Does anyone have experience training a small diffusion model conditioned on text captions from scratch on 64x64 images or possibly even smaller?

I would like to run it only on images of text to see if it is able to render text. How long would this potentially take if I ran it on 1-2 GPUs? Is this something that’s even possible?

Comments

You must log in or register to comment.

rpnewc t1_jc5u6xd wrote on March 14, 2023 at 7:01 AM

Check out Lucidrains great github repo. Works beautifully.

PM_ME_JOB_OFFER t1_jc5z6f0 wrote on March 14, 2023 at 8:13 AM

Yo who IS this guy? He's got implementations for everything! How is anyone that productive?

femboyxx98 t1_jc601pw wrote on March 14, 2023 at 8:25 AM

The actual implementation of most models is quite simple and he often reuses the same building blocks.
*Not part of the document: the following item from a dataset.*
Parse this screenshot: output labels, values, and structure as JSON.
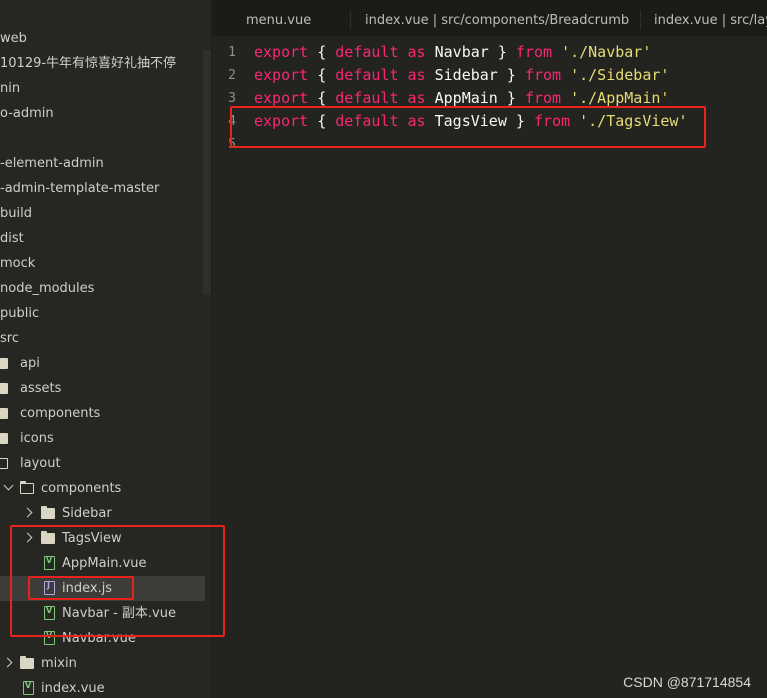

The challenge is obtaining the dataset and actually training the models (and hyper parameter search) and he doesn’t provide any trained weights himself - it’s hard to know if his implementations even work out of the box.

therentedmule t1_jc86u50 wrote on March 15, 2023 at 12:09 AM

Many repos are not usable and have click-bait names (e.g., palm-Rlhf)

[deleted] t1_jc6jj8h wrote on March 14, 2023 at 12:30 PM

[removed]

Hameliton t1_jc6pz1h wrote on March 14, 2023 at 1:25 PM

Phil Wang is the goat as always

madebyollin t1_jc7306u wrote on March 14, 2023 at 3:00 PM

some "full-power" repos from well-known developers:

I also posted my own tiny standalone code for 64x64 diffusion model training here: https://github.com/madebyollin/dino-diffusion - though it doesn't have text conditioning.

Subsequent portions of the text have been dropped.